What is Dividend Yield?

Simply put, the dividend yield represents the income generated by a listed company or ETF, based on dividends paid by its underlying holdings.

These payouts are then passed on to investors as distributions.

For this article, we’ll exclude franking credits for individual stocks, but remember to consult a financial advisor if they impact your situation.

ETFs and Distributions

ETFs distribute income in three main ways:

  1. Dividends from stocks: The ETF pays out distributions from dividends received from its holdings.
  2. Capital gains: When the ETF sells appreciated assets, the generated capital gains are distributed as income.
  3. Interest payments: Interest from cash holdings or bonds within the ETF is distributed to investors.

Calculating Dividend Yield

Similar to individual stocks, the dividend yield for an ETF is expressed as a percentage of its market price. We multiply the ETF’s market price by 100 to arrive at the yield.

This provides a helpful measure of the income the fund has paid over a specific period usually 12 months.

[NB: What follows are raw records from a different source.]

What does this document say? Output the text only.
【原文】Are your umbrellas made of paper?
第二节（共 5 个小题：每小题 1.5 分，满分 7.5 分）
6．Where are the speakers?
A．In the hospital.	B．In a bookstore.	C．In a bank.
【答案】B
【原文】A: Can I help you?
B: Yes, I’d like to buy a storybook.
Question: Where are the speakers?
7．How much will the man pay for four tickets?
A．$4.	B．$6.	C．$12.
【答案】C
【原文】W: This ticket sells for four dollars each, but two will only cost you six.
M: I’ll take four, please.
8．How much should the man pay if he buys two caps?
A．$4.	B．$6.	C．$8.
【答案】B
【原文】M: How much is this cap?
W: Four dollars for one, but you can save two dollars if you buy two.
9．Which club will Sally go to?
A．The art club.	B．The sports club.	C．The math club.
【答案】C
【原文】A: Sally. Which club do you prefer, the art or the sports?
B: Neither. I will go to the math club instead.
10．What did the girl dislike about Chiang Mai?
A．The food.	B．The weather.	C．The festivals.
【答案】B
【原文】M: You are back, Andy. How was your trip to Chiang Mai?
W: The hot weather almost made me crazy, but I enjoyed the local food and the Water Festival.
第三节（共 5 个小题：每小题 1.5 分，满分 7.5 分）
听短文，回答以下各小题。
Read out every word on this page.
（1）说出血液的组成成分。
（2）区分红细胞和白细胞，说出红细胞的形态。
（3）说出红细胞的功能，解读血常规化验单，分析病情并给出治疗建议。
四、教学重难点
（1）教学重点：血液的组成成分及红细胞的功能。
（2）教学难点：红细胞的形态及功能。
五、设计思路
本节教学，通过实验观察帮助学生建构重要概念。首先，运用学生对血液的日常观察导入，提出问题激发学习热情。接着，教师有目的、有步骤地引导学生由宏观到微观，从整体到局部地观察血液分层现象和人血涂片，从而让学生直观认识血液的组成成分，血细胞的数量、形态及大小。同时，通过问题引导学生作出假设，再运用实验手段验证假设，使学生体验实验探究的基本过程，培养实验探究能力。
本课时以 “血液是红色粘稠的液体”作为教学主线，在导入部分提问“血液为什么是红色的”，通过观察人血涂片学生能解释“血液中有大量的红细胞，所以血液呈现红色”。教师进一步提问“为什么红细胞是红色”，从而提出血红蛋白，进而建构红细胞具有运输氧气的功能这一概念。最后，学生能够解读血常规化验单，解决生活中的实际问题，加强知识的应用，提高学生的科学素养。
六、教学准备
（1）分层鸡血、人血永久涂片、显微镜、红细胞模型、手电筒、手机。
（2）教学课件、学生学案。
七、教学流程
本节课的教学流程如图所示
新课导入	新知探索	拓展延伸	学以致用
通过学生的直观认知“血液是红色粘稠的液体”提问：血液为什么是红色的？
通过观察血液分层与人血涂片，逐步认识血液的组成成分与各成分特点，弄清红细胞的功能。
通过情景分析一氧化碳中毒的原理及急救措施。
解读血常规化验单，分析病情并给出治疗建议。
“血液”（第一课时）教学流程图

Imagine ABC ETF has a net asset value (NAV) of $16.00 per unit and paid distributions of $0.75 per unit over the past 12 months. Its dividend yield would be:

Distribution amount per unit / NAV per unit x 100 = $0.75 / $16 x 100 = 4.68%.

This translates to a 4.68% income yield for holding the ETF for a year.

Important Considerations

Past Performance

Don’t be lured by a seemingly high current yield alone. Check the company’s historical dividend yield to ensure it is consistent and has ideally increased over time.

Recent Share Price Movements

A high yield could be due to a recent stock price plunge. If the price falls without an adjusted dividend, the yield becomes inflated and the dividend itself might be unsustainable.

Payout Ratio

Analyse how much of a company’s profits are paid out as dividends. Some investors prefer companies that reinvest at least 50% of their earnings for future growth.

By understanding these factors, you can make informed investment decisions that align with your financial goals and risk tolerance.

Reinvesting dividends earned from their investments, over time, investors can potentially experience portfolio growth through this compounding effect.